“The steel door of the incinerator went up and the muted hum of the eternal fire became a red roaring. The heat lunged out at them like a famished beast . Then Rahel’s Ammu was fed to it. Her hair, her skin, her smile,. Her voice. The way she used Kipling to love her children before putting them to bed: Her good night kiss. The way she held their faces steady with one hand while she parted and combed their hair with the other. They she held knickers out of Rahel to climb into. Left leg, right leg. All this was fed to the beast, and it was satisfied.”
It was Janurary 1st 2009, and I was sitting at the Bangalore railway station when I read this paragraph from the booker prize winning novel “The god of small things” by Arundhati Roy. I am a little embarrassed to admit, that sitting there amidst a big crowd, my eyes became totally wet, and I had to literally go walk upto the coffee vendor, buy myself a cup of coffee to take my mind away from this one.
6 hours later, I came to know that one of my uncle passed away that day. I had just reached Chennai on some work, and I heard from my dad that he was no more. The new year had devoured one of my dear ones.
My uncle failed to clear his 10th grade exam, even after several attempts, but he had the best engineering mind I have ever seen, he could repair any damn electronic/electrical item, all he needed was some time and a screw driver to get it open. He has repaired so many of our household appliances.

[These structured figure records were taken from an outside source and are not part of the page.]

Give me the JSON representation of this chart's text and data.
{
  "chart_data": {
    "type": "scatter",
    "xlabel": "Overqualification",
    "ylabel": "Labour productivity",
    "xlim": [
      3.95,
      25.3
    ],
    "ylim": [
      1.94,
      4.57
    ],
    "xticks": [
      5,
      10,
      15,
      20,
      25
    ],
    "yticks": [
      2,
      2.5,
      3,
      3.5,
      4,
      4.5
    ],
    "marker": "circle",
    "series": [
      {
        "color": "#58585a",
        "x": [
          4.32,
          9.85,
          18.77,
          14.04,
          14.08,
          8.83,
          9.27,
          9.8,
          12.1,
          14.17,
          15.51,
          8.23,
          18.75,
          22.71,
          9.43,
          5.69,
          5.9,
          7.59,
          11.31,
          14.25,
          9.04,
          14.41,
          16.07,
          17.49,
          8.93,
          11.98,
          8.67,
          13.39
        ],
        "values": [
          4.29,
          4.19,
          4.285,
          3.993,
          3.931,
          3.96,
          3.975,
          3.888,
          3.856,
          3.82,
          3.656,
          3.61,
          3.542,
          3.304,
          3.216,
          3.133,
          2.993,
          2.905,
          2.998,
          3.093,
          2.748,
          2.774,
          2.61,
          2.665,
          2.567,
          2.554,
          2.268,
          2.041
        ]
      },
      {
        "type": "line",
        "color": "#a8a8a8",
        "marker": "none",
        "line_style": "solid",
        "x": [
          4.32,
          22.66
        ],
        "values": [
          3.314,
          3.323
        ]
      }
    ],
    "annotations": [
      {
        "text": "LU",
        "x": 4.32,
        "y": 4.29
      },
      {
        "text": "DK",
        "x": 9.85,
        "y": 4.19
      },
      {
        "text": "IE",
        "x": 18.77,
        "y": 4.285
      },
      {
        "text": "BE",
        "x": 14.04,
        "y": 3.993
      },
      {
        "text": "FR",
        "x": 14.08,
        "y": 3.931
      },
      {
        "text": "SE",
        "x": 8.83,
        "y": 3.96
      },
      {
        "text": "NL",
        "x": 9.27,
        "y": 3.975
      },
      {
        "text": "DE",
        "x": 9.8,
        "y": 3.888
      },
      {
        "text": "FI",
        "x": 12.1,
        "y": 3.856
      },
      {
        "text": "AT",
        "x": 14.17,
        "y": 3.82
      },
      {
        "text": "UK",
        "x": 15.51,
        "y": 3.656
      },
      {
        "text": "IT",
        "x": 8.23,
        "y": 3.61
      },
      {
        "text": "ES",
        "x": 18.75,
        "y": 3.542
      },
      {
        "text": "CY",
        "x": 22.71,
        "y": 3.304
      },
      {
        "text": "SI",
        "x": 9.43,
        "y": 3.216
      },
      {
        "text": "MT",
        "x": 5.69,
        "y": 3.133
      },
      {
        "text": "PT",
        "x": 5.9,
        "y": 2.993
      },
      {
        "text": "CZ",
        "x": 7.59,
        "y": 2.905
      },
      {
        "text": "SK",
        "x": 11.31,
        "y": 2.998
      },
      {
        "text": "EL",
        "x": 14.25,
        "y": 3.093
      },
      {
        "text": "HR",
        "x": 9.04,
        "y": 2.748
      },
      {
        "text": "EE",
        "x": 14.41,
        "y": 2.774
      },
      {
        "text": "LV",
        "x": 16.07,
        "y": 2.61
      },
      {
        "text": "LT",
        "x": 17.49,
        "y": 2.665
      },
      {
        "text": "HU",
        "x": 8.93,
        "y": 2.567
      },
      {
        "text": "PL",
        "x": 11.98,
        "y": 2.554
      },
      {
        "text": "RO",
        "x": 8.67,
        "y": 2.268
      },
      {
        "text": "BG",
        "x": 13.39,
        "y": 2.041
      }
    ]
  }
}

All this without even any formal knowledge on the subject.
Last time I saw him, he recognized me instinctively, even though he was diagnosed with a brain tuberculosis, which made it hard for him to remember things, and also recognize people, but having seen him smartly dressed, riding his heavy rajdooth bike for years, seeing him lie with life supporting system was one of the most painful sights for me.

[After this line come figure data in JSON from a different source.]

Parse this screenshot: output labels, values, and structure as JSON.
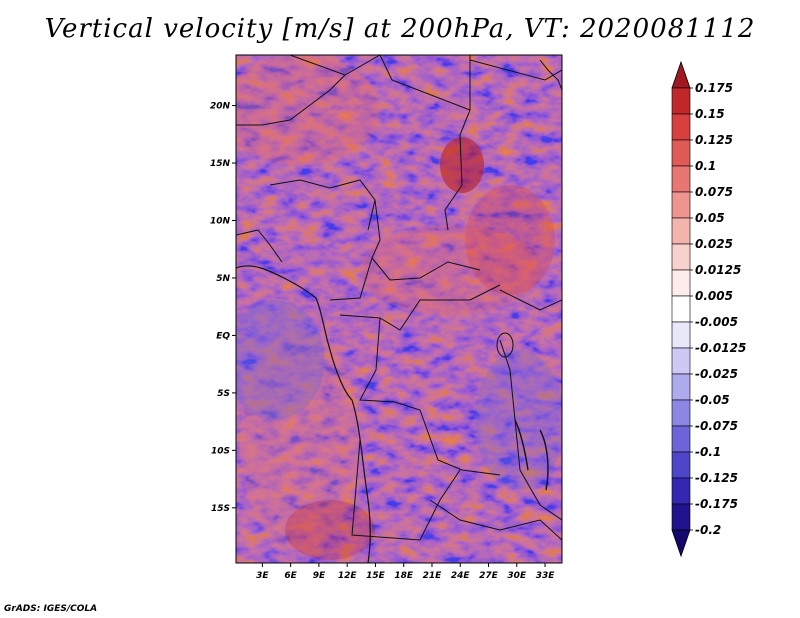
{
  "title": "Vertical velocity [m/s] at 200hPa, VT: 2020081112",
  "credit": "GrADS: IGES/COLA",
  "map": {
    "lat_labels": [
      "20N",
      "15N",
      "10N",
      "5N",
      "EQ",
      "5S",
      "10S",
      "15S"
    ],
    "lat_values": [
      20,
      15,
      10,
      5,
      0,
      -5,
      -10,
      -15
    ],
    "lon_labels": [
      "3E",
      "6E",
      "9E",
      "12E",
      "15E",
      "18E",
      "21E",
      "24E",
      "27E",
      "30E",
      "33E"
    ],
    "lon_values": [
      3,
      6,
      9,
      12,
      15,
      18,
      21,
      24,
      27,
      30,
      33
    ],
    "lat_range": [
      -19.8,
      24.4
    ],
    "lon_range": [
      0.2,
      34.8
    ]
  },
  "colorbar": {
    "labels": [
      "0.175",
      "0.15",
      "0.125",
      "0.1",
      "0.075",
      "0.05",
      "0.025",
      "0.0125",
      "0.005",
      "-0.005",
      "-0.0125",
      "-0.025",
      "-0.05",
      "-0.075",
      "-0.1",
      "-0.125",
      "-0.175",
      "-0.2"
    ],
    "colors": [
      "#a01820",
      "#c0282c",
      "#d84040",
      "#e05a58",
      "#e87672",
      "#ee9590",
      "#f4b4ae",
      "#f8d0cc",
      "#fdeceb",
      "#ffffff",
      "#e8e8fa",
      "#cccaf4",
      "#aeaaee",
      "#8c86e4",
      "#6c64d8",
      "#4e46c8",
      "#3428b0",
      "#20148c",
      "#120870"
    ]
  }
}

Today he is no more, and the worst part is that, I couldn’t even look at his face before the last rites were performed. Work/Job has robbed me of many moments, but this one, I would never forget, just a day away from the city, and I cannot look at his face for ever.

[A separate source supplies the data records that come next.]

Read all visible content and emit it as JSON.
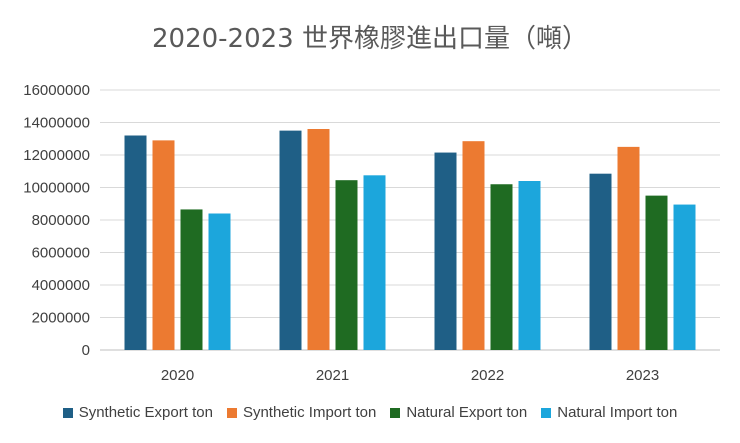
{
  "chart_data": {
    "type": "bar",
    "title": "2020-2023 世界橡膠進出口量（噸）",
    "xlabel": "",
    "ylabel": "",
    "ylim": [
      0,
      16000000
    ],
    "yticks": [
      "0",
      "2000000",
      "4000000",
      "6000000",
      "8000000",
      "10000000",
      "12000000",
      "14000000",
      "16000000"
    ],
    "categories": [
      "2020",
      "2021",
      "2022",
      "2023"
    ],
    "grid": true,
    "legend_position": "bottom",
    "series": [
      {
        "name": "Synthetic Export ton",
        "color": "#1f5f86",
        "values": [
          13200000,
          13500000,
          12150000,
          10850000
        ]
      },
      {
        "name": "Synthetic Import ton",
        "color": "#ec7a31",
        "values": [
          12900000,
          13600000,
          12850000,
          12500000
        ]
      },
      {
        "name": "Natural Export ton",
        "color": "#1f6b22",
        "values": [
          8650000,
          10450000,
          10200000,
          9500000
        ]
      },
      {
        "name": "Natural Import ton",
        "color": "#1ca6dc",
        "values": [
          8400000,
          10750000,
          10400000,
          8950000
        ]
      }
    ]
  }
}
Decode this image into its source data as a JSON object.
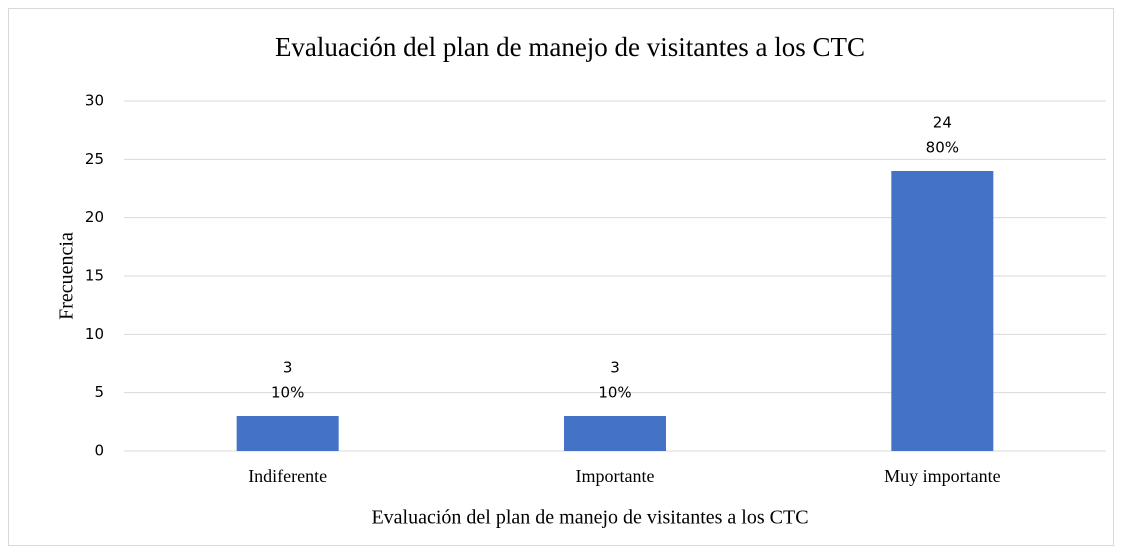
{
  "chart_data": {
    "type": "bar",
    "title": "Evaluación del plan de manejo de visitantes a los CTC",
    "x_label": "Evaluación del plan de manejo de visitantes a los CTC",
    "y_label": "Frecuencia",
    "categories": [
      "Indiferente",
      "Importante",
      "Muy importante"
    ],
    "values": [
      3,
      3,
      24
    ],
    "percent_labels": [
      "10%",
      "10%",
      "80%"
    ],
    "color": "#4472c4",
    "ylim": [
      0,
      30
    ],
    "yticks": [
      0,
      5,
      10,
      15,
      20,
      25,
      30
    ],
    "grid": true
  }
}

To me he will always be the guy, who at 64 years of age, decided to attend classes to learn how to repair a mobile phone, I cannot imagine myself being half enthusiastic as him.
I was speaking to my cousin today,[ his son ], he told me that, however logical we think death is, and how ever practical we are, even after knowing he would not leave longer because of his health problem, even after knowing it would be another few months max, still there was something called as hope. When we put the body in, and close the furnace door, then come out , and that is when even after being educated, knowing everything, you cannot control yourself, knowing that is the last you will get to see his face, and all we got to do is go home. That was the worst we got to feel.